Vorster exiled himself to Ebringen, in Austria's sphere of influence, which became the monastery's last ruled territory. From there, he worked continuously for the recovery of his monastery. He refused all offers to restore the monastery without sovereignty. In 1803, he sent an emissary to the Helvetic Republic and to the Consulta in Paris, to seek Napoleon's support for the restoration. The Act of Mediation decreed that all monasteries should be restored. However, Karl von Müller-Friedberg prevented restoration for St. Gallen because of Vorster's extensive demands and because the newly established canton would have endangered St. Gallen. Instead, Vorster received St. Gallen from the bishop of Basel, Franz Xaver von Neveu, on 4 November 1804 in Offenburg. Months later, the Great Council of the Canton of St. Gallen on 8 May 1805 approved the monastery's liquidation. Vorster left Ebringen in September 1805 to Vienna. Vorster was called "the gravedigger of his monastery" because he prevented any compromise.

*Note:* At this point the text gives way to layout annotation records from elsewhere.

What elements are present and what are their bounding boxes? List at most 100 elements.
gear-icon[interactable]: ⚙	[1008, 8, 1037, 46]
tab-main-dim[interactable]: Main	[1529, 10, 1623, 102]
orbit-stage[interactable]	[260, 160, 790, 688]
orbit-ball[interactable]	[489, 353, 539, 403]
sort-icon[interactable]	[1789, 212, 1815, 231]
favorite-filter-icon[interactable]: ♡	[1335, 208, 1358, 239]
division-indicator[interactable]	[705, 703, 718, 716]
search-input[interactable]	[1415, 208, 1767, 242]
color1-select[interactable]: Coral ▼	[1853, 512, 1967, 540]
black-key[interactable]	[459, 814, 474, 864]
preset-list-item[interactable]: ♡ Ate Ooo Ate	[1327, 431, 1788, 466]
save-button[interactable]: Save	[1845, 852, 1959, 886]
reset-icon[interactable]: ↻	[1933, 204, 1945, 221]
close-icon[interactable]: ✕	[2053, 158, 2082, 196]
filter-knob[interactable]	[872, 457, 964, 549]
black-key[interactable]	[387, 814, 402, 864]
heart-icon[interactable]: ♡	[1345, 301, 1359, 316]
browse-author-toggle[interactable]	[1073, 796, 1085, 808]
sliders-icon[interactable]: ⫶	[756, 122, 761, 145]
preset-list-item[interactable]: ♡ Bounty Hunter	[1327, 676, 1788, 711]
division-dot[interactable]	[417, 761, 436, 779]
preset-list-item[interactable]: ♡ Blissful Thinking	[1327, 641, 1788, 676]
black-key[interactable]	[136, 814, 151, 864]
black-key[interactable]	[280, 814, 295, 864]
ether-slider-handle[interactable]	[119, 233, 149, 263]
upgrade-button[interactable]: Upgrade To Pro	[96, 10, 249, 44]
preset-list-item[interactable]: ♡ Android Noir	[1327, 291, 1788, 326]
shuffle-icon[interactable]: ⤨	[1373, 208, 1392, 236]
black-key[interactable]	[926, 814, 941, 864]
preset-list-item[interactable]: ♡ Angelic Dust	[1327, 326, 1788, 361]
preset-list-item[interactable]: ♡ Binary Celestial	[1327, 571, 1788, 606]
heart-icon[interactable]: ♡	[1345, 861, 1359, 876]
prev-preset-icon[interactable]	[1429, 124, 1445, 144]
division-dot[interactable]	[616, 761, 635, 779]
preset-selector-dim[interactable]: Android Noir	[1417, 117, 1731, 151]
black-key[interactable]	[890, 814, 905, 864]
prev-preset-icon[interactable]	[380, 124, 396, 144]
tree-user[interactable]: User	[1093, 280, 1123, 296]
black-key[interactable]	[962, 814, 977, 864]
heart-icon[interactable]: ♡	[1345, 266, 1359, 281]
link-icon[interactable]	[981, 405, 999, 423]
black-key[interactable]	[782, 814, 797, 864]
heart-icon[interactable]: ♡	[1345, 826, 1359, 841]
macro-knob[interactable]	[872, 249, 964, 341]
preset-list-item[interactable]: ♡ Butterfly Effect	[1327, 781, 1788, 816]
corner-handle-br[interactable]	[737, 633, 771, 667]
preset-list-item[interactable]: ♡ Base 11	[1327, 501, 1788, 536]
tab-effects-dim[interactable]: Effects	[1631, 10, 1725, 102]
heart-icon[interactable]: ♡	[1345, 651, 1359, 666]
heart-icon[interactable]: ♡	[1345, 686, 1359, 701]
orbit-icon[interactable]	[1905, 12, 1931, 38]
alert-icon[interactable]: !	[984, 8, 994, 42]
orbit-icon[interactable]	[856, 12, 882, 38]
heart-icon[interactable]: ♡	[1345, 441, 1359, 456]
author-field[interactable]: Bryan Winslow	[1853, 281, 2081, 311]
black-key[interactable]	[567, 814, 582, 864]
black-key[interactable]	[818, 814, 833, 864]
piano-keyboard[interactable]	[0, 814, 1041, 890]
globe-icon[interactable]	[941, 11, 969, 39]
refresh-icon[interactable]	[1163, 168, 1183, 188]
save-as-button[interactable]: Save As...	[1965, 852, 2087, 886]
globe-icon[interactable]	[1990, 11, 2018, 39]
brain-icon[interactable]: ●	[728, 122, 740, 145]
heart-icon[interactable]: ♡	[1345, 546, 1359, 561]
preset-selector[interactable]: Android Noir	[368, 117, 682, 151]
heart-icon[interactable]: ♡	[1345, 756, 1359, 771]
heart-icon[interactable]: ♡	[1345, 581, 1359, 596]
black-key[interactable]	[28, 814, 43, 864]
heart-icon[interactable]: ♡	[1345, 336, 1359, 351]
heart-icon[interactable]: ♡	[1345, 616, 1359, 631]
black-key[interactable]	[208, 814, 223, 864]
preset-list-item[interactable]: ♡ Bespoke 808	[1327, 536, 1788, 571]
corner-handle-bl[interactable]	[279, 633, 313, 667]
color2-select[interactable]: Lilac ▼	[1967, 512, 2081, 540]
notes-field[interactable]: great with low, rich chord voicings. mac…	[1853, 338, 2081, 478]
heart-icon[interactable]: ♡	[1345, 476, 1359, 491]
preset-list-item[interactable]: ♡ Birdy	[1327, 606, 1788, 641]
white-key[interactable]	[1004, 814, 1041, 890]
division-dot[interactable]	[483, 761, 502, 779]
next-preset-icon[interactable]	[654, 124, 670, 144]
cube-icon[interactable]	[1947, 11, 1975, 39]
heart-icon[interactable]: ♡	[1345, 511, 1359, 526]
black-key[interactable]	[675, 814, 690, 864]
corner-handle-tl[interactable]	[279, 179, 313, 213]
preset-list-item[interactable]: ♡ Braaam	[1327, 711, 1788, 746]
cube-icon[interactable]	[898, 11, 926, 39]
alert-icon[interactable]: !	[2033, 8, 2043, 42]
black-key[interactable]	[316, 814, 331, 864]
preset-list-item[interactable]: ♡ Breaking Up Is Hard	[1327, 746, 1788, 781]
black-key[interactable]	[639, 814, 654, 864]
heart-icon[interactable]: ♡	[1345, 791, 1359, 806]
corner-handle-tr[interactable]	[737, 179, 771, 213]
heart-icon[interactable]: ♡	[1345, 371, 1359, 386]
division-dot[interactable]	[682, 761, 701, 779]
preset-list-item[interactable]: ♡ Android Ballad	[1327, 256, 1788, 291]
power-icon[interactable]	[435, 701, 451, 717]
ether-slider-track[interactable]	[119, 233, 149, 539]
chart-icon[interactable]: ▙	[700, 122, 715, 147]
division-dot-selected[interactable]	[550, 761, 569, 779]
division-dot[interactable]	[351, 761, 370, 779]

In 1814–1815 Vorster personally asked the Congress of Vienna to recover his rule, but could only obtain a pension of 6000 florins, while the canton retained control of St. Gallen. Vorster unsuccessfully attempted, with the support of the pope, to get the affiliation of at least one Diocese of St. Gallen before the Federal Council at Tagsatzung on 16 July 1816. In the same year he moved to Arth.

=== Death ===
From 1819 he withdrew into the Muri Abbey, where he died in 1829. Formally, he remained the abbot of St. Gallen until his death, because from the perspective of the Catholic Church the monastery was only abolished in 1845. In 1923 his body was interred in the St. Gallen Cathedral.